La scorsa settimana il Parlamento ha ratificato il Trattato internazionale che regola il commercio delle armi, un mercato vastissimo di decine di miliardi di dollari: industrie pesanti delle principali economie mondiali si contendono un primato “prezioso”.
La presidente della Camera Boldrini ha espresso apprezzamento per l’unanimità del voto dell’Aula su un tema delicato e che riguarda da vicino il diritto internazionale e i diritti umani.
Una partita da circa 90 miliardi l’anno, una cifra imponente che fa pensare a quanto sia complicata la strada che ha portato all’appuntamento di oggi.
Il mercato delle armi per anni è stato un autentico porto franco, non obbligato a fornire informazioni sensibili e pericolosamente svincolato da ogni regola. Negli anni la deregolamentazione ha creato danni incalcolabili: ogni giorno, nel mondo, milioni di persone soffrono a causa delle conseguenze dirette o indirette di un commercio di armi poco regolamentato.
Le statistiche di Amnesty International, aggiornate al 2012 raccontano di 1.500 persone che muoiono ogni giorno, vittime della violenza armata e 26 milioni di persone costrette a lasciare la propria casa a causa di un conflitto armato.
Siamo ad un punto di non ritorno: in pratica ogni minuto nel mondo una persona muore per la violenza armata. Ma la beffa più tremenda è che nello stesso minuto 15 nuove armi vengono prodotte.

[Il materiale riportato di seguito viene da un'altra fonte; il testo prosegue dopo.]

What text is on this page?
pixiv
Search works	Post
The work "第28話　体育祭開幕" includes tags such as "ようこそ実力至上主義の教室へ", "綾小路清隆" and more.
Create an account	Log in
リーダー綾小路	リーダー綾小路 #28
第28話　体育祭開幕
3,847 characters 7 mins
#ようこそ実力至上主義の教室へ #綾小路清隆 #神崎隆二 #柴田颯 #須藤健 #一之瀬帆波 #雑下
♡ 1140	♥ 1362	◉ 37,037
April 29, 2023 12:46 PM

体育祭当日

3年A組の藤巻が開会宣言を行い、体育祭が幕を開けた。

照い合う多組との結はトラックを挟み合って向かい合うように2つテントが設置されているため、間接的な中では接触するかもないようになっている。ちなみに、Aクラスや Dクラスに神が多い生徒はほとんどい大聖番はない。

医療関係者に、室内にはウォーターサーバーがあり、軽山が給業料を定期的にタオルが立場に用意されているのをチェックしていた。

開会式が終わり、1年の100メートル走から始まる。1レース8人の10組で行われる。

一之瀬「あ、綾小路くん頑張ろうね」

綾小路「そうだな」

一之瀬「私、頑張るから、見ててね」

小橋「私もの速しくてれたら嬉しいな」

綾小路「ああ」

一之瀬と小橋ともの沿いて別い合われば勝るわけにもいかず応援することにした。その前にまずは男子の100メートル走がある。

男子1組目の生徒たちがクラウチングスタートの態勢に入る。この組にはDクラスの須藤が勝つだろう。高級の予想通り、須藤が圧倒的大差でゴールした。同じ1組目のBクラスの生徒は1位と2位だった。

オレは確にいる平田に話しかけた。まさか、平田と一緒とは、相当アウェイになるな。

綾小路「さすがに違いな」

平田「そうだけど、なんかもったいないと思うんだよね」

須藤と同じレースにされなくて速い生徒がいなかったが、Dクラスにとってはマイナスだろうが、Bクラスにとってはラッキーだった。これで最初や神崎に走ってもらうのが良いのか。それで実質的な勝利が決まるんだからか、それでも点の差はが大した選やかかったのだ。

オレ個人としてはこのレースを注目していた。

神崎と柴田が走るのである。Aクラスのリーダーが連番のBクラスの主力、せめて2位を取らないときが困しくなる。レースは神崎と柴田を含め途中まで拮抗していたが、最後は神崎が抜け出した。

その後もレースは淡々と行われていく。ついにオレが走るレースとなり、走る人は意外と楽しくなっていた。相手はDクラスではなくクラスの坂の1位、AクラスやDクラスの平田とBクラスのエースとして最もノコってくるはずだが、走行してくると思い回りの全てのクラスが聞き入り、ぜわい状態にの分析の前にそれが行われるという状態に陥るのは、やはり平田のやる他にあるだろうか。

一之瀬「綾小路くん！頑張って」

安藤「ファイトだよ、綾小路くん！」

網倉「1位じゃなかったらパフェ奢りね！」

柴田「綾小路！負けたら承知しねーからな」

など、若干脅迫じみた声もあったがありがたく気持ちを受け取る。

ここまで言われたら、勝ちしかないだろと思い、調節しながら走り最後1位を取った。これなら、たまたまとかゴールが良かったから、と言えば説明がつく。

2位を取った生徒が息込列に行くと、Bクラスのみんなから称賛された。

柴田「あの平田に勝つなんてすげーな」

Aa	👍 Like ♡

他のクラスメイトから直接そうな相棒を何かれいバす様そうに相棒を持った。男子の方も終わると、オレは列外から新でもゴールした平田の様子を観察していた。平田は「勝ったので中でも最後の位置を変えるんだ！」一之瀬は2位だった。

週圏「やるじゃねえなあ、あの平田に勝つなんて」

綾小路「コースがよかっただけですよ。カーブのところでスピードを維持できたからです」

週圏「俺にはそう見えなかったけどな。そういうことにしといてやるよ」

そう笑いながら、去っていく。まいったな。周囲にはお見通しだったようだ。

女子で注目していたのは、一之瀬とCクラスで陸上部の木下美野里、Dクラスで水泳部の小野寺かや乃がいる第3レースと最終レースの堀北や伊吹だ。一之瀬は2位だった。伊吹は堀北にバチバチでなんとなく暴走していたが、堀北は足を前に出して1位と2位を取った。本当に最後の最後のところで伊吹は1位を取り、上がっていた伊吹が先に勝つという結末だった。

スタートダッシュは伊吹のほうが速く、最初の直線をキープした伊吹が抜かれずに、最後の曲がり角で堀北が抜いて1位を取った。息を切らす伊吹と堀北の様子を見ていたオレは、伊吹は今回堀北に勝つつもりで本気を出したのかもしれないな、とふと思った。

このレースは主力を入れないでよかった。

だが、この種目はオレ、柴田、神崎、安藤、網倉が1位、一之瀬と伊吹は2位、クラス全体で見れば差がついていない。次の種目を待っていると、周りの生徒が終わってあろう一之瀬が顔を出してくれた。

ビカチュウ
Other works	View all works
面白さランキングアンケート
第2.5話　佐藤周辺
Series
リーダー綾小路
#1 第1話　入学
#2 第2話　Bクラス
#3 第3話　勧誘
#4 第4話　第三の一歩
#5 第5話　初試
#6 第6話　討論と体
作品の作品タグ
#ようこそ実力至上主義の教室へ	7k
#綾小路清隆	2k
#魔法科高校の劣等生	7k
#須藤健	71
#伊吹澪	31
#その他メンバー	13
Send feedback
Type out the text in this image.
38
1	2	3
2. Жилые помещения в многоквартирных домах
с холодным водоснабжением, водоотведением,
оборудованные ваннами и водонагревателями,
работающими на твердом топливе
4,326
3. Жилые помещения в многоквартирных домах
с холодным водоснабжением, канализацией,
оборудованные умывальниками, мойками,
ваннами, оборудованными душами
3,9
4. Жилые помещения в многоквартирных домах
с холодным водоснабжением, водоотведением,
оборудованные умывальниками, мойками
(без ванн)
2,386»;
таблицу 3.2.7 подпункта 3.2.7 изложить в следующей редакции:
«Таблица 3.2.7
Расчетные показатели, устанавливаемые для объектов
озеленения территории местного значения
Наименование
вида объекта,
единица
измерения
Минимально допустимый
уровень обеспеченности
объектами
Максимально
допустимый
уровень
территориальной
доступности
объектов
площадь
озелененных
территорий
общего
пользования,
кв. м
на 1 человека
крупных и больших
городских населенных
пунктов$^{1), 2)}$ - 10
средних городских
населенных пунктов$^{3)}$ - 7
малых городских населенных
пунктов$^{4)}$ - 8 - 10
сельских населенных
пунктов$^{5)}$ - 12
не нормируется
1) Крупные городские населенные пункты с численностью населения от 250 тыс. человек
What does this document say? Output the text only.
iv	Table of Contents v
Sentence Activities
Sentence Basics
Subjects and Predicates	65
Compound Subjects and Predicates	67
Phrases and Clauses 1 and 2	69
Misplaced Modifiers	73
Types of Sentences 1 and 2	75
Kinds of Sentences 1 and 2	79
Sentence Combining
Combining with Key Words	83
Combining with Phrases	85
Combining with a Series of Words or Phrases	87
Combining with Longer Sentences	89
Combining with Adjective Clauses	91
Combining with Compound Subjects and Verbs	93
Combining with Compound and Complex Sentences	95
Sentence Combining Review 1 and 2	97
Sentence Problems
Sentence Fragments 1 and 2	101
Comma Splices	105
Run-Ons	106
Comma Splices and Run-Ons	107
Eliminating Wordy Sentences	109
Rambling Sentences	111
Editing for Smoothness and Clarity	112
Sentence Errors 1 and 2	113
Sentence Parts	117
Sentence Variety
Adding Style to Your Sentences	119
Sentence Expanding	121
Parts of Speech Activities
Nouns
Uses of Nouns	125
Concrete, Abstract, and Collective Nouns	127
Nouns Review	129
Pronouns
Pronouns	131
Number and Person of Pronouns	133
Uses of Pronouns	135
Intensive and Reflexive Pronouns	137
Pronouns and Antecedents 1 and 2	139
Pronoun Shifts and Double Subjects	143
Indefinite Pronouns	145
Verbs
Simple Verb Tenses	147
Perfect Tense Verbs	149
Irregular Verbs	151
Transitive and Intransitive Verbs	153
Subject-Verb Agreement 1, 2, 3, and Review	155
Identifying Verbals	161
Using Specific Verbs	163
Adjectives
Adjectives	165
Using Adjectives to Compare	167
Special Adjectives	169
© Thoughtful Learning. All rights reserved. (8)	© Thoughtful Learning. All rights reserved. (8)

Prendendo coscienza della situazione di ingovernabilità e pericolosità intrinseca, una buona fetta di società civile negli anni ’90 ha indicato l’impellente necessità di regolamentare il commercio delle armi, creando strumenti giuridicamente vincolanti per normare un vulnus tra i più gravi del diritto internazionale.
Il percorso è stato lungo e complesso: la risoluzione dell’Assemblea generale dell’Onu 61/89 del 6 Dicembre 2006 ha rappresentato un grande passo, seguito dalla svolta della risoluzione 64/48 del 2 dicembre 2009 sul Trattato sul commercio di armi (Arms Trade Treaty, ATT), sostenuta da 153 Stati membri. Lì gli stati hanno deciso di dotarsi di uno strumento giuridicamente vincolante.
Dal Giugno di quest’anno il trattato è stato aperto alla firma e il Parlamento italiano ha fatto la sua parte nei giorni scorsi. L’Arms Trade Treaty per la prima volta, costringerà i venditori a considerare come i propri clienti utilizzeranno le stesse e, soprattutto, li obbligherà a rendere queste informazioni pubbliche: non solo una considerazione più responsabile rispetto a quel particolare tipo di merce, ma anche un modo per iniziare un percorso di disincentivazione della produzione di armi (oltre che ovviamente per porre un freno al contrabbando e al mercato nero).
Inoltre l’ATT introduce misure di trasparenza inedite: ogni Stato parte del trattato deve consegnare una relazione annuale al segretariato sullo stato di produzione e vendita della armi, inoltre mantenere registri nazionali delle autorizzazioni concesse e delle esportazioni di armi convenzionali che sono state effettuate, con specifiche informazioni.
Secondo le voci più critiche, il Trattato deve rappresentare solo un primo passo, seppur importante: restano fuori dai controlli le componenti delle armi e quelle non ordinarie.
Infine il nostro paese è giuridicamente attrezzato a recepire un tale strumento giuridico; l’Italia possiede infatti da oltre venti anni una legge sull’export delle armi, ha firmato e ratificato la Convenzione delle Nazioni Unite contro la criminalità organizzata transnazionale, di cui sono parte 176 Stati e non ultimo possiede un Protocollo contro la produzione illecita ed il traffico di armi da fuoco, loro parti, componenti e munizioni.